L’intéressé conteste, mais il est accusé d’avoir ouvert le feu en plein jour sur la place des Amaryllis. Ces arrestations ont vraisemblablement permis « d’éviter un nouveau drame », d’après les magistrats. Car une seconde opération criminelle de grande envergure était déjà en préparation dans l’ombre…
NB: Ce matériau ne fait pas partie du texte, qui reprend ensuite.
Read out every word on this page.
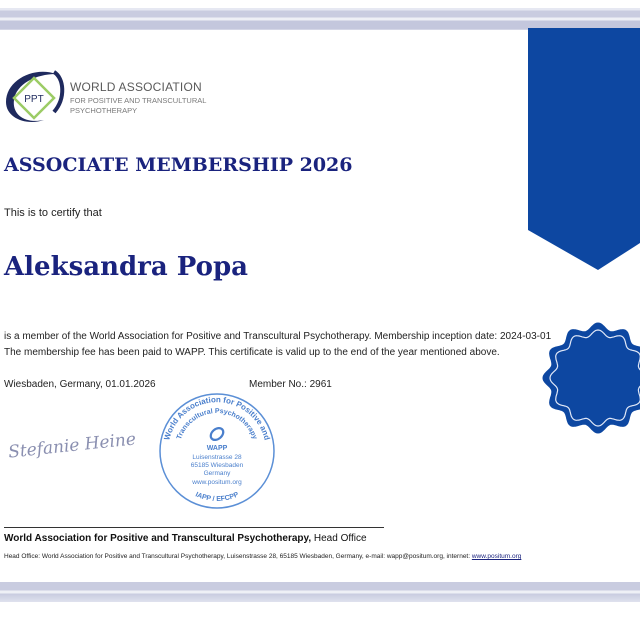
PPT
WORLD ASSOCIATION
FOR POSITIVE AND TRANSCULTURAL
PSYCHOTHERAPY
ASSOCIATE MEMBERSHIP 2026
This is to certify that
Aleksandra Popa
is a member of the World Association for Positive and Transcultural Psychotherapy. Membership inception date: 2024-03-01
The membership fee has been paid to WAPP. This certificate is valid up to the end of the year mentioned above.
Wiesbaden, Germany, 01.01.2026	Member No.: 2961
Stefanie Heine	World Association for Positive and
Transcultural Psychotherapy
WAPP
Luisenstrasse 28
65185 Wiesbaden
Germany
www.positum.org
IAPP / EFCPP
World Association for Positive and Transcultural Psychotherapy, Head Office
Head Office: World Association for Positive and Transcultural Psychotherapy, Luisenstrasse 28, 65185 Wiesbaden, Germany, e-mail: wapp@positum.org, internet: www.positum.org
En plus du tueur présumé, un possible complice âgé de 19 ans a été écroué. Il aurait été le « transporteur » de ce commando meurtrier. Une femme de 26 ans complète ce groupe placé entre les mains de la justice. Elle aurait pu avoir mis à disposition de l’équipe les appartements nécessaires à leur logistique.
Drame sur fond de « guerre de territoires »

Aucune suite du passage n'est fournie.